Se o espírito do Código de Ética é de que advogados devem agir com discrição e sobriedade, evitando a promoção pessoal, dedicando-se ao ofício jurídico sem buscar “captar clientes”, então o advogado, ao abrir seu escritório, não deve buscar ativamente causas, mas esperar passivamente que estas apareçam, seja por indicação de clientes antigos, seja por causa da divulgação dos dados de seu escritório nos meios apropriados. Obter clientes pode ser uma consequência de uma eventual manifestação pública, mas não poderia o advogado buscar se manifestar com essa esperança, nem mesmo se manifestar com habitualidade.

Antes da internet e das redes sociais, advogados não buscam produzir recorrentemente conteúdo com cunho supostamente informativo ou se posicionar junto ao público. Se muito, publicavam um outro anúncio nos “Classificados” de um jornal tão-somente divulgando o escritório, indicando sua atuação especializada, e dados para contato.

“Rede social é meio de alcance incerto, e não é o lugar apropriado para a exposição da advocacia”

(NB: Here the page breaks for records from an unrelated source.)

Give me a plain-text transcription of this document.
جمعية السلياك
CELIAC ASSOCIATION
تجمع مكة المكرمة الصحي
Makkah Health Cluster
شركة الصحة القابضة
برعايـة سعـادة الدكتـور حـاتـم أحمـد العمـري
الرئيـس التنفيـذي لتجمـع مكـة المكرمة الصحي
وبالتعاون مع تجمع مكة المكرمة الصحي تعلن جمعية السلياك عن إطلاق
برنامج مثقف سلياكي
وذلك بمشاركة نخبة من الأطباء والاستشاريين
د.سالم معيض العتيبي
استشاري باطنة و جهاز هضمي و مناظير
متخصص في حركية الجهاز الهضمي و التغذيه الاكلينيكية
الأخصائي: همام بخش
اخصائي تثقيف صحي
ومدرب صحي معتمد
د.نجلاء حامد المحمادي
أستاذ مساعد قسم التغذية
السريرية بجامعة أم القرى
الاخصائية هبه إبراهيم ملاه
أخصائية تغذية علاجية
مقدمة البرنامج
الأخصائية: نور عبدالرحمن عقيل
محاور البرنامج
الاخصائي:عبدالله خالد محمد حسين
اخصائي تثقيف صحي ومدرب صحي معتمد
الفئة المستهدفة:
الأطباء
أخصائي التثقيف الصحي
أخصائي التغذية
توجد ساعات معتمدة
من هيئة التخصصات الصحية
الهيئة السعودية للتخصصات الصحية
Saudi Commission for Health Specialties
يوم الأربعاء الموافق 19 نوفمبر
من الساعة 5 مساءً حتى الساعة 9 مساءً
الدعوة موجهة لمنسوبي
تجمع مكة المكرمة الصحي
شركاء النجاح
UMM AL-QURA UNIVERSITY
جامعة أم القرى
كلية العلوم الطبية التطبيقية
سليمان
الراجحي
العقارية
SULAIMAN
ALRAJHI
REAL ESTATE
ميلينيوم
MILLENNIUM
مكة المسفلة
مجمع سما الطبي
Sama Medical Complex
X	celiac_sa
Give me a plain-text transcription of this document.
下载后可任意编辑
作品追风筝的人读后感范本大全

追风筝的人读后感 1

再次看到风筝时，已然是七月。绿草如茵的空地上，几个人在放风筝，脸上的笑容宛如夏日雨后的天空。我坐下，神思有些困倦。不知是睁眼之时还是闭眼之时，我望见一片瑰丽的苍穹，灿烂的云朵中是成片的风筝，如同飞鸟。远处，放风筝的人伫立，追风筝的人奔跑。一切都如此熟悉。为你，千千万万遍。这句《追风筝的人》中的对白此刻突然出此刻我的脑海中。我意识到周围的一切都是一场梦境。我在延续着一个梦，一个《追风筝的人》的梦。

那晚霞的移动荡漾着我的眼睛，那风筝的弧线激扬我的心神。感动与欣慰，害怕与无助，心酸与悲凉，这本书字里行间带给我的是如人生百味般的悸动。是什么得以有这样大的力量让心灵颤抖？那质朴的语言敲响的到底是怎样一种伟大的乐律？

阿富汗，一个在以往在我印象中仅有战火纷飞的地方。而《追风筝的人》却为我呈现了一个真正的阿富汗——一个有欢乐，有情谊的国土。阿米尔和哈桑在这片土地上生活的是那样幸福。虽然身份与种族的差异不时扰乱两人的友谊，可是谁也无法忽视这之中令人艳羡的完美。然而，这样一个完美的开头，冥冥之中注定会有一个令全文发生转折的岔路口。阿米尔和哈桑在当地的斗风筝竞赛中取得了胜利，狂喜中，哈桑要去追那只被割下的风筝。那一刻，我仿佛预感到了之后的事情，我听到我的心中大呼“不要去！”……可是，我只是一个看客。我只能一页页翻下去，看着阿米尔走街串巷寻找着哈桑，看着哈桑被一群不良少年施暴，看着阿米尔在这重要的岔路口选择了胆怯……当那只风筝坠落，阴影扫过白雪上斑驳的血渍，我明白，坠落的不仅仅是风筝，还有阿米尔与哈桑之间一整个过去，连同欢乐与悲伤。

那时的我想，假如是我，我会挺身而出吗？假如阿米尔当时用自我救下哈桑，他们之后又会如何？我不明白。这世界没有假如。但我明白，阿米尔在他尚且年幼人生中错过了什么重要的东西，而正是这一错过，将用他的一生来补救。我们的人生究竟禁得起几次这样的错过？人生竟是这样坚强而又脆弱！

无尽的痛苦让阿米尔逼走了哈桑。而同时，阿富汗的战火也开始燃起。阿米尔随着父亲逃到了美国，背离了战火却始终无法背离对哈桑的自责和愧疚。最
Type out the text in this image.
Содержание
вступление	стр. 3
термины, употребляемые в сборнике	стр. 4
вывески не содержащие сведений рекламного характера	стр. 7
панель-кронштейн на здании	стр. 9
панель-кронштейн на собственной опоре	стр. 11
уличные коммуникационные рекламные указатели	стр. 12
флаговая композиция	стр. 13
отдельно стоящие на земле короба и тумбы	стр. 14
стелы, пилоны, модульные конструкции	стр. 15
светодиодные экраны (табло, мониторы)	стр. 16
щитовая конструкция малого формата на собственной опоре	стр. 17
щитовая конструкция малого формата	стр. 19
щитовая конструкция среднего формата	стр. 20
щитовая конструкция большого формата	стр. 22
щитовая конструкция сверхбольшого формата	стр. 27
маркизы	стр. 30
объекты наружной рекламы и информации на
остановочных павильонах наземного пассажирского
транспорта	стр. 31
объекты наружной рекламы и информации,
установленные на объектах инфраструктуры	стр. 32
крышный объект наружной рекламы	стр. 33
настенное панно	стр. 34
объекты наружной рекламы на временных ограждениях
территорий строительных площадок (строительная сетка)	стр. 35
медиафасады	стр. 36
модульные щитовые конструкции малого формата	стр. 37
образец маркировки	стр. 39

O segundo argumento, mais técnico e menos filosófico, que pode vir a ser apresentado contra as redes sociais, é de que estas não são um meio apropriado para a publicidade de um escritório. O Código de Ética proíbe claramente a utilização de “mala direta”, mas permite, em seu art. 45, que “a divulgação de boletins, por meio físico ou eletrônico, sobre matéria cultural de interesse dos advogados” seria um meio “admissível” de publicidade, “desde que sua circulação fique adstrita a clientes e interessados do meio jurídico”.

Um boletim para interessados previamente cadastros, eletronicamente, toma qual forma? A de uma “newsletter” enviada para destinatários previa e expressamente cadastrados em uma “mailing list”. Não há, tecnicamente, como um e-mail ser enviado pelo advogado para outras pessoas que não os destinatários cadastrados em seu banco de dados, um “público certo”. Ele precisaria ser encaminhado por um dos destinatários para um terceiro. Não seria equivalente à divulgação de boletins a realização de postagens em redes sociais, pois, ao tornar um conteúdo público, este não estaria ao alcance apenas daqueles que “curtiram” a página pra receber suas atualizações, mas um público “incerto”, em virtude da divulgação livre das redes.

O art. 46 do Código de Ética estabelece que “a telefonia e a internet podem ser utilizadas como veículo de publicidade, inclusive para o envio de mensagens a destinatários certos, desde que estas não impliquem o oferecimento de serviços ou representem forma de captação de clientela”. Ou seja, não basta seguir a sobriedade e discrição previamente exigidas no art. 39, não basta ter caráter informativo, não basta evitar o caráter de “mercantilização” da profissão, também deve ter destinatário certo.

É por essa razão que Tribunais de Ética de diferentes seccionais da Ordem dos Advogados estão, cada um no seu ritmo, proibindo a publicidade de advogados e escritórios nas redes sociais. Sim, existem seccionais com entendimento mais flexível. Na Bahia, defendeu-se que um anúncio patrocinado no Google “não viola norma deontológica da profissão, pois, nesta modalidade de anúncio, somente são alcançadas pessoas que procuram pelos serviços advocatícios". Anúncios patrocinados, graças aos algoritmos da internet, possuem um alcance que seria tecnicamente limitado aos que buscam determinadas palavras-chaves ou tenham interesse em determinados assuntos.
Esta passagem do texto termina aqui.